Algumas crianças passam horas brincando e falando sozinhas, aliás, sozinhas não! Elas estão acompanhadas por um “amigo imaginário”, alguém que ela inventa e que não existe no mundo real, mas ela interage com ele como se ele fosse real (que podem ser invisíveis ou objetos personificados). Alguns pais ficam muito preocupados em ver a criança interagindo, diariamente, com alguém que não existe, mas fazem parte da vida da família, pois, às vezes, a criança até impede alguém de sentar em determinada cadeira, porque a mesma já está ocupada pelo seu amigo. Pais fiquem tranqüilos! Seu filho (a) não está vendo espírito e muito menos delirando; está apenas vivendo um rico momento de criatividade e fantasia, tão comuns entre 2 e 7 anos, fase onde é natural misturar fantasia e realidade.

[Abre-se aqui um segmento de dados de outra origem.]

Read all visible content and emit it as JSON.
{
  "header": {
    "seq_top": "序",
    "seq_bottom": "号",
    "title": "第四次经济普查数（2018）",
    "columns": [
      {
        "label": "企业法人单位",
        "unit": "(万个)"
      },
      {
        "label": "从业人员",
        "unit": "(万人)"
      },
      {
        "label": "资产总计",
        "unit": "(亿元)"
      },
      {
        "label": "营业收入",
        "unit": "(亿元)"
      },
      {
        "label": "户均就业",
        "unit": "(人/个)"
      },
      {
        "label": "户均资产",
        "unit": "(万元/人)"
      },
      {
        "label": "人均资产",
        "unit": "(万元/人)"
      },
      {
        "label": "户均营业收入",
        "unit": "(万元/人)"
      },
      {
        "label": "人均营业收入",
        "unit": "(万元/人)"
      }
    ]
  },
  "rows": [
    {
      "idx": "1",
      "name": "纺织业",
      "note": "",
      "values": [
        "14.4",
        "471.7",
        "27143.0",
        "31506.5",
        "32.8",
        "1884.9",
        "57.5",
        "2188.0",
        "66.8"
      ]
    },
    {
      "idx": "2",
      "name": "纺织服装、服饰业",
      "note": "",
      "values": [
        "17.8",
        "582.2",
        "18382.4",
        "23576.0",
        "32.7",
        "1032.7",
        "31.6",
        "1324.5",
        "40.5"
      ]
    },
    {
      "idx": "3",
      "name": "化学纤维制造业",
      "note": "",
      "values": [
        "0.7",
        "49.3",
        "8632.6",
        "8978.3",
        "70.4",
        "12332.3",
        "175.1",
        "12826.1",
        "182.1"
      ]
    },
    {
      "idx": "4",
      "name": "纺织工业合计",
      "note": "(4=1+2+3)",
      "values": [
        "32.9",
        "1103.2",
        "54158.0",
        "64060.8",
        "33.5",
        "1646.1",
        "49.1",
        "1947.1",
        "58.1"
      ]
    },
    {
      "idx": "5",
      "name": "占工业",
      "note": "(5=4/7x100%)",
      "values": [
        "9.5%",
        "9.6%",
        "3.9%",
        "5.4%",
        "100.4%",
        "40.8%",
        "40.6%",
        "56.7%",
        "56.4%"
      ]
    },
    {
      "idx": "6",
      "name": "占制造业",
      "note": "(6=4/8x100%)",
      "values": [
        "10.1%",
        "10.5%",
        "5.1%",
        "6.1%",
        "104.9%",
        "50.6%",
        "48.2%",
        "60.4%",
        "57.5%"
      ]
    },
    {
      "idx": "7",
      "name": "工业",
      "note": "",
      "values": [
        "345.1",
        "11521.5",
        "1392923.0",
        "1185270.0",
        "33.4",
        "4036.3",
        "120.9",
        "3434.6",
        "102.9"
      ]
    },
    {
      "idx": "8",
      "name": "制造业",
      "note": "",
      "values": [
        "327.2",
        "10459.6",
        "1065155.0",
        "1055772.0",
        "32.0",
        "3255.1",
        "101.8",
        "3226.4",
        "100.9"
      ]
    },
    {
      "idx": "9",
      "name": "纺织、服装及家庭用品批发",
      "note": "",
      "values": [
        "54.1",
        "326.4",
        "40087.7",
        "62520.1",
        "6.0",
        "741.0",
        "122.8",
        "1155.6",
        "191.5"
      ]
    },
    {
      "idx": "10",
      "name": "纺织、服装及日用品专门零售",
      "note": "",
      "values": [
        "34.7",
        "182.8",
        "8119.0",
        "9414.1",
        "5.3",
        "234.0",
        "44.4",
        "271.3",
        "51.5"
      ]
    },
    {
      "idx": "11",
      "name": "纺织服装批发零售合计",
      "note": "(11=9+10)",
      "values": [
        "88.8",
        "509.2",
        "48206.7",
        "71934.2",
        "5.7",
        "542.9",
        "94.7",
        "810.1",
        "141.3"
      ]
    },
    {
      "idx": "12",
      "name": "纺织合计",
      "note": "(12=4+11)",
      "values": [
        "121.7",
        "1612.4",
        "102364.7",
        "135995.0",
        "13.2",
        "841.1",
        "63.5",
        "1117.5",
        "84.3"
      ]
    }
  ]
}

 Para a criança um amigo imaginário tem muitas vantagens: está sempre disponível para brincar, não briga, não disputa os brinquedos, concorda com tudo e coopera em todas as brincadeiras. É cúmplice nos erros, companheiro nos momentos de solidão e confidente para compartilhar segredos, dividir acontecimentos e ouvir seus problemas e dificuldades.

O amigo imaginário é uma fantasia natural desenvolvida pela criança e costumam aparecer quando ocorrem mudanças no cotidiano da criança (mudança de casa ou de escola, nascimento de um irmão), em situações de perda, de estresse e dificuldades.

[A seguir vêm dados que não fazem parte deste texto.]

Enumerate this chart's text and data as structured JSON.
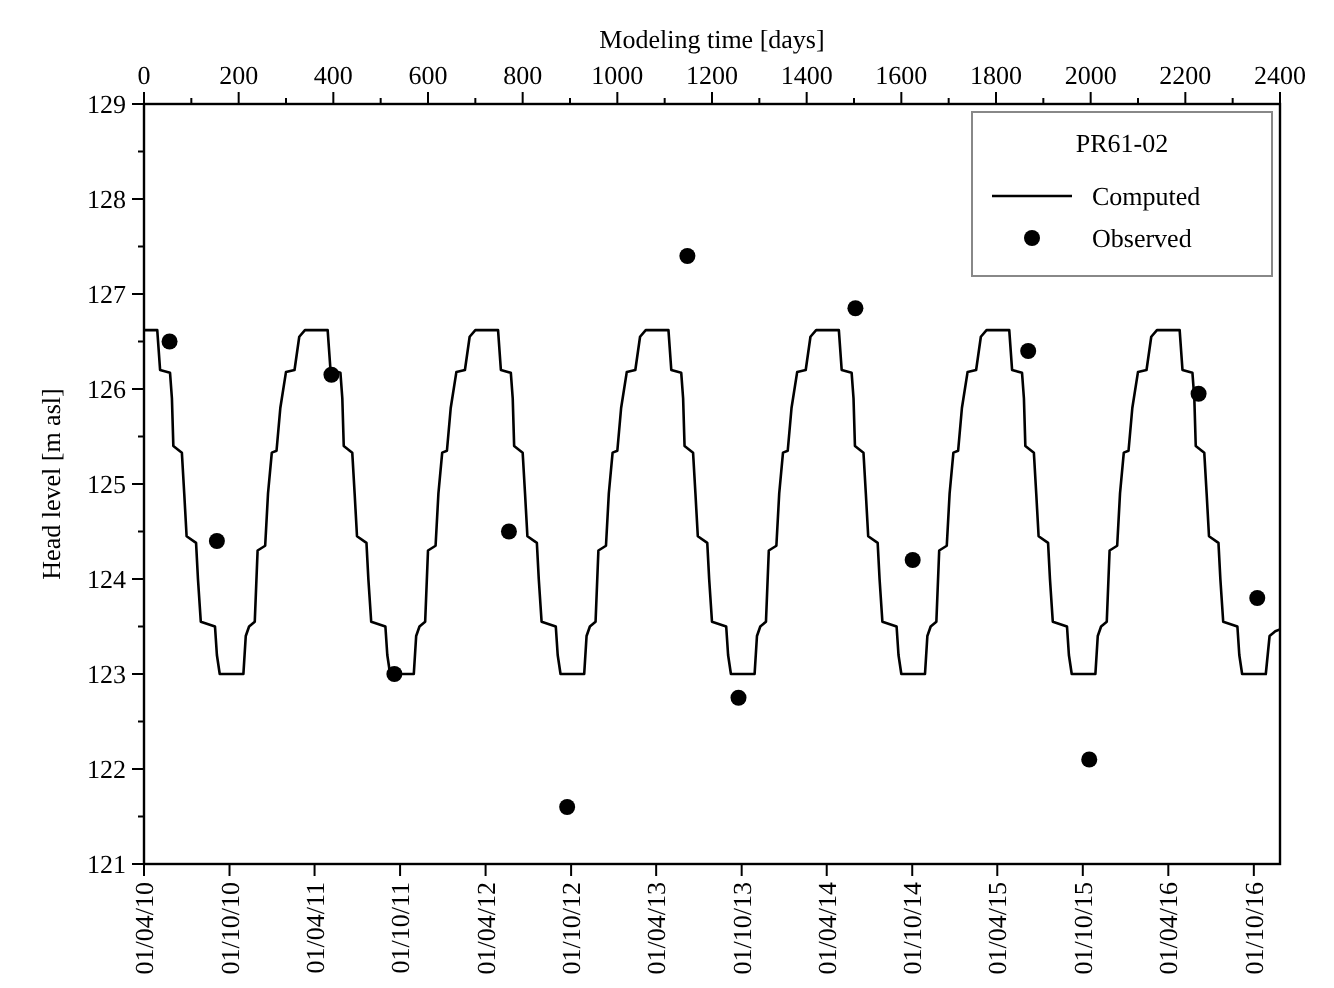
{
  "chart_data": {
    "type": "line",
    "xlabel": "Modeling time [days]",
    "ylabel": "Head level [m asl]",
    "legend_title": "PR61-02",
    "legend": "top right",
    "grid": false,
    "x2lim": [
      "2010-04-01",
      "2016-11-26"
    ],
    "xlim": [
      0,
      2400
    ],
    "ylim": [
      121,
      129
    ],
    "x2ticks": [
      {
        "value": "2010-04-01",
        "label": "01/04/10"
      },
      {
        "value": "2010-10-01",
        "label": "01/10/10"
      },
      {
        "value": "2011-04-01",
        "label": "01/04/11"
      },
      {
        "value": "2011-10-01",
        "label": "01/10/11"
      },
      {
        "value": "2012-04-01",
        "label": "01/04/12"
      },
      {
        "value": "2012-10-01",
        "label": "01/10/12"
      },
      {
        "value": "2013-04-01",
        "label": "01/04/13"
      },
      {
        "value": "2013-10-01",
        "label": "01/10/13"
      },
      {
        "value": "2014-04-01",
        "label": "01/04/14"
      },
      {
        "value": "2014-10-01",
        "label": "01/10/14"
      },
      {
        "value": "2015-04-01",
        "label": "01/04/15"
      },
      {
        "value": "2015-10-01",
        "label": "01/10/15"
      },
      {
        "value": "2016-04-01",
        "label": "01/04/16"
      },
      {
        "value": "2016-10-01",
        "label": "01/10/16"
      }
    ],
    "xticks": [
      0,
      {
        "value": 100,
        "label": null
      },
      200,
      {
        "value": 300,
        "label": null
      },
      400,
      {
        "value": 500,
        "label": null
      },
      600,
      {
        "value": 700,
        "label": null
      },
      800,
      {
        "value": 900,
        "label": null
      },
      1000,
      {
        "value": 1100,
        "label": null
      },
      1200,
      {
        "value": 1300,
        "label": null
      },
      1400,
      {
        "value": 1500,
        "label": null
      },
      1600,
      {
        "value": 1700,
        "label": null
      },
      1800,
      {
        "value": 1900,
        "label": null
      },
      2000,
      {
        "value": 2100,
        "label": null
      },
      2200,
      {
        "value": 2300,
        "label": null
      },
      2400
    ],
    "yticks": [
      121,
      {
        "value": 121.5,
        "label": null
      },
      122,
      {
        "value": 122.5,
        "label": null
      },
      123,
      {
        "value": 123.5,
        "label": null
      },
      124,
      {
        "value": 124.5,
        "label": null
      },
      125,
      {
        "value": 125.5,
        "label": null
      },
      126,
      {
        "value": 126.5,
        "label": null
      },
      127,
      {
        "value": 127.5,
        "label": null
      },
      128,
      {
        "value": 128.5,
        "label": null
      },
      129
    ],
    "series": [
      {
        "name": "Computed",
        "color": "#000000",
        "line_style": "solid",
        "x": [
          0,
          28,
          34,
          55,
          59,
          62,
          80,
          85,
          90,
          110,
          114,
          120,
          150,
          154,
          160,
          210,
          215,
          222,
          234,
          240,
          256,
          262,
          270,
          280,
          288,
          300,
          318,
          328,
          340,
          388,
          394,
          415,
          419,
          422,
          440,
          445,
          450,
          470,
          474,
          480,
          510,
          514,
          520,
          570,
          575,
          582,
          594,
          600,
          616,
          622,
          630,
          640,
          648,
          660,
          678,
          688,
          700,
          748,
          754,
          775,
          779,
          782,
          800,
          805,
          810,
          830,
          834,
          840,
          870,
          874,
          880,
          930,
          935,
          942,
          954,
          960,
          976,
          982,
          990,
          1000,
          1008,
          1020,
          1038,
          1048,
          1060,
          1108,
          1114,
          1135,
          1139,
          1142,
          1160,
          1165,
          1170,
          1190,
          1194,
          1200,
          1230,
          1234,
          1240,
          1290,
          1295,
          1302,
          1314,
          1320,
          1336,
          1342,
          1350,
          1360,
          1368,
          1380,
          1398,
          1408,
          1420,
          1468,
          1474,
          1495,
          1499,
          1502,
          1520,
          1525,
          1530,
          1550,
          1554,
          1560,
          1590,
          1594,
          1600,
          1650,
          1655,
          1662,
          1674,
          1680,
          1696,
          1702,
          1710,
          1720,
          1728,
          1740,
          1758,
          1768,
          1780,
          1828,
          1834,
          1855,
          1859,
          1862,
          1880,
          1885,
          1890,
          1910,
          1914,
          1920,
          1950,
          1954,
          1960,
          2010,
          2015,
          2022,
          2034,
          2040,
          2056,
          2062,
          2070,
          2080,
          2088,
          2100,
          2118,
          2128,
          2140,
          2188,
          2194,
          2215,
          2219,
          2222,
          2240,
          2245,
          2250,
          2270,
          2274,
          2280,
          2310,
          2314,
          2320,
          2370,
          2378,
          2390,
          2400
        ],
        "values": [
          126.62,
          126.62,
          126.2,
          126.17,
          125.9,
          125.4,
          125.33,
          124.9,
          124.45,
          124.38,
          124.0,
          123.55,
          123.5,
          123.2,
          123.0,
          123.0,
          123.4,
          123.5,
          123.55,
          124.3,
          124.35,
          124.9,
          125.33,
          125.35,
          125.8,
          126.18,
          126.2,
          126.55,
          126.62,
          126.62,
          126.2,
          126.17,
          125.9,
          125.4,
          125.33,
          124.9,
          124.45,
          124.38,
          124.0,
          123.55,
          123.5,
          123.2,
          123.0,
          123.0,
          123.4,
          123.5,
          123.55,
          124.3,
          124.35,
          124.9,
          125.33,
          125.35,
          125.8,
          126.18,
          126.2,
          126.55,
          126.62,
          126.62,
          126.2,
          126.17,
          125.9,
          125.4,
          125.33,
          124.9,
          124.45,
          124.38,
          124.0,
          123.55,
          123.5,
          123.2,
          123.0,
          123.0,
          123.4,
          123.5,
          123.55,
          124.3,
          124.35,
          124.9,
          125.33,
          125.35,
          125.8,
          126.18,
          126.2,
          126.55,
          126.62,
          126.62,
          126.2,
          126.17,
          125.9,
          125.4,
          125.33,
          124.9,
          124.45,
          124.38,
          124.0,
          123.55,
          123.5,
          123.2,
          123.0,
          123.0,
          123.4,
          123.5,
          123.55,
          124.3,
          124.35,
          124.9,
          125.33,
          125.35,
          125.8,
          126.18,
          126.2,
          126.55,
          126.62,
          126.62,
          126.2,
          126.17,
          125.9,
          125.4,
          125.33,
          124.9,
          124.45,
          124.38,
          124.0,
          123.55,
          123.5,
          123.2,
          123.0,
          123.0,
          123.4,
          123.5,
          123.55,
          124.3,
          124.35,
          124.9,
          125.33,
          125.35,
          125.8,
          126.18,
          126.2,
          126.55,
          126.62,
          126.62,
          126.2,
          126.17,
          125.9,
          125.4,
          125.33,
          124.9,
          124.45,
          124.38,
          124.0,
          123.55,
          123.5,
          123.2,
          123.0,
          123.0,
          123.4,
          123.5,
          123.55,
          124.3,
          124.35,
          124.9,
          125.33,
          125.35,
          125.8,
          126.18,
          126.2,
          126.55,
          126.62,
          126.62,
          126.2,
          126.17,
          125.9,
          125.4,
          125.33,
          124.9,
          124.45,
          124.38,
          124.0,
          123.55,
          123.5,
          123.2,
          123.0,
          123.0,
          123.4,
          123.45,
          123.47
        ]
      },
      {
        "name": "Observed",
        "type": "scatter",
        "color": "#000000",
        "marker": "circle",
        "x": [
          54,
          154,
          396,
          529,
          771,
          894,
          1148,
          1256,
          1503,
          1624,
          1868,
          1997,
          2228,
          2352
        ],
        "values": [
          126.5,
          124.4,
          126.15,
          123.0,
          124.5,
          121.6,
          127.4,
          122.75,
          126.85,
          124.2,
          126.4,
          122.1,
          125.95,
          123.8
        ]
      }
    ]
  }
}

Com ele as crianças brincam, conversam, interagem, brigam, dormem ao seu lado na cama e ajudam-na a enfrentar suas angústias, ansiedades e medos; a descarregar as emoções contidas e, principalmente, ajudam a criança a lidar com o escuro, a solidão e o abandono (as maiores angústias infantis). As crianças ensaiam com eles as conversas que terão com as pessoas de verdade, exploram a imaginação e a criatividade e exercitam o poder de mandar e dar ordens.

Os pais devem aceitar a fantasia da criança sem estimulá-la. Deixe o seu filho brincar com seu amigo imaginário sem interferir na brincadeira. Trate do assunto com naturalidade e respeito e só participe da brincadeira quando solicitado. Fique atento ao conteúdo das falas da criança, pois através delas você vai poder saber o que está angustiando e inquietando o seu filho. Nunca utilize o “amigo imaginário” para fazer com que seu filho faça alguma coisa, fale e dê ordens diretamente à criança e, muito menos, permita que seu filho coloque a culpa nele, por algo que tenha feito de errado.

Por volta dos 7 ou 8 anos a criança já está mais madura e consegue perceber melhor o que é fantasia e o que é realidade e, espontaneamente, vai se despedindo com carinho do amigo imaginário. Você pode ajudar nessa transição, deixando bem claro que só ele consegue ver o amigo, e incentivando o convívio do seu filho com os amigos de verdade. O que deve preocupar os pais é se a criança fugir do convívio social e não demonstrar vontade de se relacionar com o mundo real ou se depois dessa idade, o seu filho continuar a fantasiar . O amigo imaginário também contribui para um crescimento saudável.